November 5, 2014       Mark Hrywna      

West Virginia voters yesterday agreed to change the state constitution to allow Boy Scouts of America to lease its 10,000-acre reserve without putting its property tax exemption in jeopardy.

West Virginia Nonprofit Youth Organization Tax Exemption, Amendment 1, asked voters whether to allow nonprofit youth organizations that build $100-million facilities to be exempt from property tax. The question was written with the Scouts’ Summit Bechtel Family National Scout Reserve in mind. Without a tax exemption, the property would generate approximately $5 million annually in property taxes, according to published reports. However, the Scouts have said they would not use it beyond youth-related activities if the amendment failed.

With more than 95 percent of precincts reporting statewide, Amendment 1 passed by a margin of 62 percent to 38 percent, according to various published reports. The results in Fayette County, where the Summit Bechtel Family National Scout Reserve is located, were essentially reversed, with 61 percent voting against and 39 percent in favor. More than 9,000 votes were cast in Fayette County while almost 400,000 were cast statewide in West Virginia’s 55 counties. Unofficial results from the Secretary of State’s office were not yet available at this posting.

Now it will be up to the state Legislature to develop rules and regulations to provide guidance to Boy Scouts as to how many events per year could be held there. Supporters of the measure tout economic development and a boost in tourism that would come from hosting more event at the facility. Opponents of the state ballot measure feared that it would set a precedent for other nonprofits but also be unfair to area businesses that also offer high-adventure and other outdoor activities.

The 10,600-acre tract in Fayette County’s Glen Jean, about 50 miles southeast of the state capital Charleston, is the permanent home of the National Scout Jamboree. But the Irving, Texas-based nonprofit hopes to periodically rent the facility for outdoor events, things like the X Games or Mountain Dew tour.

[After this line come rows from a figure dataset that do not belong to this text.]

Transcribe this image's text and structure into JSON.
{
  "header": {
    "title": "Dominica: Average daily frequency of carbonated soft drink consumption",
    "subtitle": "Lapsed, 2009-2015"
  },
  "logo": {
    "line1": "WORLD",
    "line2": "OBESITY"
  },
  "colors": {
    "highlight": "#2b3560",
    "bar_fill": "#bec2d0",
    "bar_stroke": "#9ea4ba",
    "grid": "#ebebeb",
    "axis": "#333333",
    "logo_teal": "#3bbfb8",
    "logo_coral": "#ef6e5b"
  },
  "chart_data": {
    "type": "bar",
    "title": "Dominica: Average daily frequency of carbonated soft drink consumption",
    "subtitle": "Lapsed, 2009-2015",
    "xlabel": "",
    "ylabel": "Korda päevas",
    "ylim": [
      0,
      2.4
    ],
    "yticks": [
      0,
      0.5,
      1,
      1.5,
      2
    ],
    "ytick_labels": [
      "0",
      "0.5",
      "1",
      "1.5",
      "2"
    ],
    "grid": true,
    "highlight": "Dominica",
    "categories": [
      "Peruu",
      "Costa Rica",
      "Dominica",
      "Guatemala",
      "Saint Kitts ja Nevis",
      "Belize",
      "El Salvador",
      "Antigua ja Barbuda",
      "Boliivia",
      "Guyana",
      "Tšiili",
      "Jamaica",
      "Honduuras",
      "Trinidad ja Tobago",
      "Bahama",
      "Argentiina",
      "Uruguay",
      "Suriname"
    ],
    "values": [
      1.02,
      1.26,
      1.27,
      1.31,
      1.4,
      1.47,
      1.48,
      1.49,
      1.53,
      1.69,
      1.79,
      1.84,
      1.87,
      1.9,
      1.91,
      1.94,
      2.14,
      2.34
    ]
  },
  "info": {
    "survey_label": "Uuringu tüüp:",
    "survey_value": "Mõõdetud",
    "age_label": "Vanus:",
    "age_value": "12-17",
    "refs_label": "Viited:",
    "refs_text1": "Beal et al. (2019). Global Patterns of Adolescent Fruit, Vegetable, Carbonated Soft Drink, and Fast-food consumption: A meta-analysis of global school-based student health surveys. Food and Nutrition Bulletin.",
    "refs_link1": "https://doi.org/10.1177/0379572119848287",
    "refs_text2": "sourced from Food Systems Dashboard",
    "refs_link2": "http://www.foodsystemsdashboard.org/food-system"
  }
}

The reserve includes adventure facilities, like zip-lines, as well as mountain bike trails, a BMX track and shooting and archery ranges, with camping capacity for 40,000, 80,000-seat stadium and high-adventure base.

As it stands, the Scouts use the reserve only for the scout jamboree but renting the facility for non-youth events could jeopardize the organization’s exemption from state property taxes, per a 1944 Supreme Court of Appeals ruling so a constitutional amendment was necessary.

In a prepared statement, Boy Scouts of America thanked the state’s voters for passing the ballot measure but did not comment on results locally in Fayette County. “When we chose this site, we believed that it was a great opportunity to expose other parts of the world to this extraordinary state, and we can continue to do so on an even large scale.

“The state has been a valuable partner since we began development of the Summit Bechtel Family National Scout Reserve and we look forward to continuing our long-term relationship with this great state.”